48. Penularan Penyakit Infeksi – Mekanisme dimana penyakit infeksi ditularkan dari
suatu sumber atau reservoir kepada seseorang. Mekanisme ini yaitu sebagai
berikut :
1. Penularan Langsung; mekanisme ini menularkan bibit penyakit langsung dari
sumbernya kepada orang atau binatang lain melalui “Port d’entre”. Hal ini bisa
melalui kontak langsung seperti melalui sentuhan, gigitan, ciuman, hubungan
seksual, percikan yang mengenai conjunctiva, selaput lendir dari mata, hidung atau
mulut pada waktu orang lain bersin, batuk, meludah, bernyanyi atau bercakap
(biasanya pada jarak yang kurang dari 1 meter)
2. Penularan Tidak Langsung
a. Penularan Melalui Alat – Alat yang terkontaminasi seperti mainan anak-anak,
saputangan, kain kotor, tempat tidur, alat masak atau alat makan, instrumen
bedah atau duk; air, makanan, susu, produk biologis seperti darah, serum,
plasma, jaringan organ tubuh, atau segala sesuatu yang berperan sebagai
perantara dimana bibit penyakit di “angkut” dibawa kepada orang/binatang
yang rentan dan masuk melalui “Port d’entre” yang sesuai.
609
Bibit penyakit ini bisa saja berkembang biak atau tidak pada alat ini
sebelum ditularkan kepada orang/binanat yang rentan.
b. Penularan Melalui Vektor – (i) Mekanis : Cara mekanis ini meliputi hal-hal
yang sederhana seperti terbawanya bibit penyakit pada saat serangga merayap
ditanah baik terbawa pada kakinya atau pada belalainya, begitu pula bibit
penyakit terbawa dalam saluran pencernaan serangga.
Bibit penyakit tidak mengalami perkembangbiakan. (ii) Biologis : cara ini
meliputi terjadinya perkembangbiakan (propagasi/multiplikasi), maupun
melalui siklus perkembangbiakan atau kombinasi kedua-duanya.
(“cyclopropagative”) sebelum bibit penyakit ditularkan oleh serangga kepada
orang/binatang lain.
Masa inkubsi ekstrinsik diperlukansebelum serangga menjadi infektif. Bibit
penyakit bisa ditularkan secara vertical dari induk serangga kepada anaknya
melalui telur (“transovarium transmission”); atau melalui transmis transtadial
yaitu Pasasi dari satu stadium ke stadium berikutnya dari siklus hidup parasit
didalam tubuh serangga dari bentuk nimfe ke serangga dewasa.

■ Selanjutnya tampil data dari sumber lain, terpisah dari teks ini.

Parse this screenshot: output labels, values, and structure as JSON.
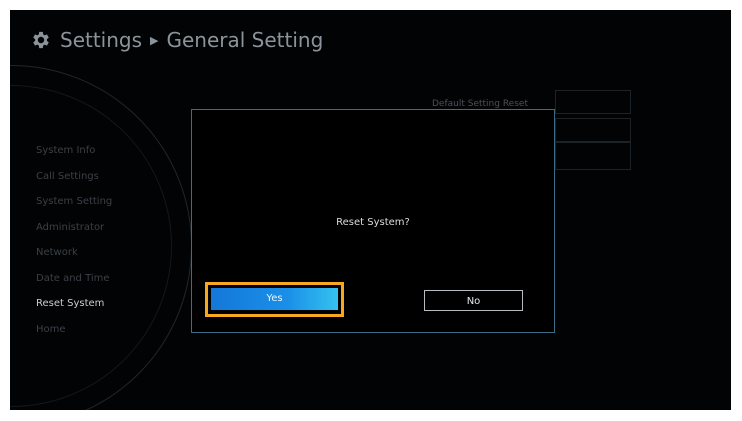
{
  "header": {
    "title": "Settings",
    "separator_icon": "triangle-right",
    "subtitle": "General Setting",
    "icon": "gear-icon"
  },
  "sidebar": {
    "items": [
      {
        "label": "System Info",
        "active": false
      },
      {
        "label": "Call Settings",
        "active": false
      },
      {
        "label": "System Setting",
        "active": false
      },
      {
        "label": "Administrator",
        "active": false
      },
      {
        "label": "Network",
        "active": false
      },
      {
        "label": "Date and Time",
        "active": false
      },
      {
        "label": "Reset System",
        "active": true
      },
      {
        "label": "Home",
        "active": false
      }
    ]
  },
  "background_panel": {
    "title": "Default Setting Reset"
  },
  "dialog": {
    "message": "Reset System?",
    "yes_label": "Yes",
    "no_label": "No",
    "focused_button": "yes"
  },
  "colors": {
    "background": "#020304",
    "dialog_border": "#3c6c86",
    "focus_ring": "#f7a81e",
    "yes_button": "#1a8fe8",
    "text_active": "#c9cfd3",
    "text_dim": "#3a4147"
  }
}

Penularan dapat juga terjadi pada saat serangga menyuntikkan air liurnya
waktu menggigit atau dengan cara regurgitasi atau dengan cara deposisi
kotoran serangga pada kulit sehingga bibit penyakit dapat masuk kedalam
tubuh manusia melalui luka gigitan serangga, luka garukan. Cara penularan
seperti ini bukanlah cara penularan mekanis yang sederhana sehingga serangga
yang menularkan penyakit dengan cara ini masih bisa disebut sebagai vektor
penyakit.
3. Penularan Melalui Udara – Penyebaran bibit penyakit melalui “Port d’entre”
yang sesuai, biasanya saluran pernafasan. Aerosol berupa berupa partikel ini
sebagian atau keseluruhannya mengandung mikro organisme. Partikel ini bisa
tetap melayang-layang diudara dalam waktu yang lama sebagian tetap infektif dan
sebagian lagi ada yang kehilangan virulensinya.

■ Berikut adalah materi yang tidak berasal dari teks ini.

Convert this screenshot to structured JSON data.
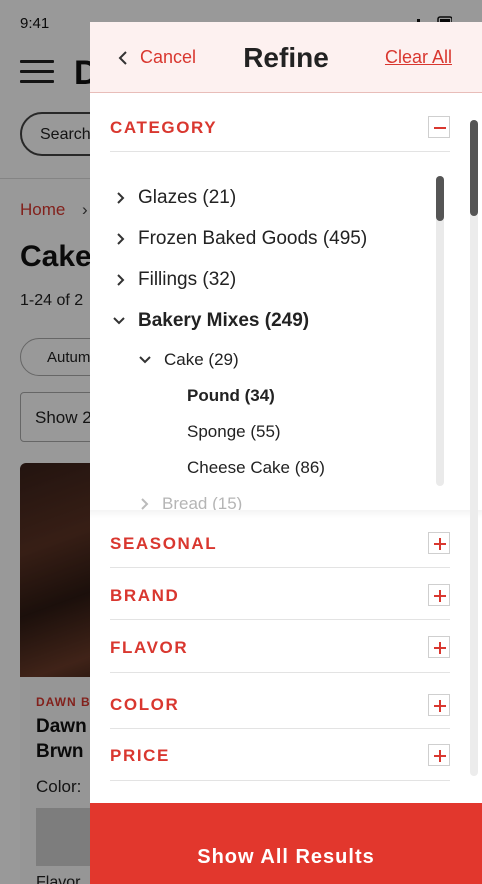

Partikel yang berukuran 1 – 5 micron dengan mudah masuk kedalam alveoli dan
tertahan disana.
610
Percikan (droplet) dan partikel besar lainnya tidak dianggap sebagai penularan
melalu udara (airborne); (lihat Penularan Langsung)
a. “Droplet Nuclei” – Biasanya berupa residu ukuran kecil sebagai hasil
penguapan dari cairan percikan yang dikeluarkan oleh inang yang terinfeksi.

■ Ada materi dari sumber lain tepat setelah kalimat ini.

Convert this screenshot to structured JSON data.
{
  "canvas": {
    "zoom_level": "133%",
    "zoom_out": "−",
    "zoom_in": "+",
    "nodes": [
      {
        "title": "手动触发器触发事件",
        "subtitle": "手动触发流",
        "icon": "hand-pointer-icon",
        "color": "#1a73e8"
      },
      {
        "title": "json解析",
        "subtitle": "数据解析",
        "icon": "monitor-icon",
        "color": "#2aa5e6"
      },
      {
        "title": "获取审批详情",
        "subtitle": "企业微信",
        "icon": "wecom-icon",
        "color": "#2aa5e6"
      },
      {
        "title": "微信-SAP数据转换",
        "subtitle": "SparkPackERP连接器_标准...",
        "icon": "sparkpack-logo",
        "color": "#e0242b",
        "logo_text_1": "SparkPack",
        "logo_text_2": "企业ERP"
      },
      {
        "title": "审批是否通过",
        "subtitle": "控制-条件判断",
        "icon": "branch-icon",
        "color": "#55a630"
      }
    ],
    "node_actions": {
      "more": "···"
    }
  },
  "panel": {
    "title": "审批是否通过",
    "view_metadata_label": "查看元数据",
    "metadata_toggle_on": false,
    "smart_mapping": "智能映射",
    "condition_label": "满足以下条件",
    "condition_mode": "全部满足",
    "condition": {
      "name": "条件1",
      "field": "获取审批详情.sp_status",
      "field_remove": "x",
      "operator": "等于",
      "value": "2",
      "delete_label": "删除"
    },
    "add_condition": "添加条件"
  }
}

“Droplet Nuclei” ini bisa secara sengaja dibuat dengan semacam alat, atau
secara tidak sengaja terjadi di labortorium mikrobiologi dan tempat
pemotongan hewan, di tempat perawatan tanaman atau di kamr otopsi.
Biasanya “Droplet Nuclei” ini bertahan cukup lama di udara.
b. Debu – Partikel dengan ukuran yang berbeda yang muncul dari tanah
(misalnya spora jamur yang dipisahkan dari tanah oleh udara atau secara
mekanisme), dari pakaian, dari tempat tidur atau kutu yang tercemar.
49. Kewaspadaan Universal - (lihat di bawah judul isolasi), merupakan kewaspadaan
universal terhadap darah dan cairan.
50. Virulensi – yaitu tingkat patogenisitas dari bibit penyakit yang digambarkan dengan
“Case Fatality Rate” dan atau dengan kemampuan dari bibit penyakit menembus dan
merusakkan jaringan tubuh dari inang.
51. Zoonosis – Infeksi atau penyakit infeksi yang ditularkan secara alamiah oleh binatang
bertulang belakang (vertebrata) kepada manusia. Dia bisa termasuk golongan enzootic
atau epizootic (lihat Endemi dan Epidemi).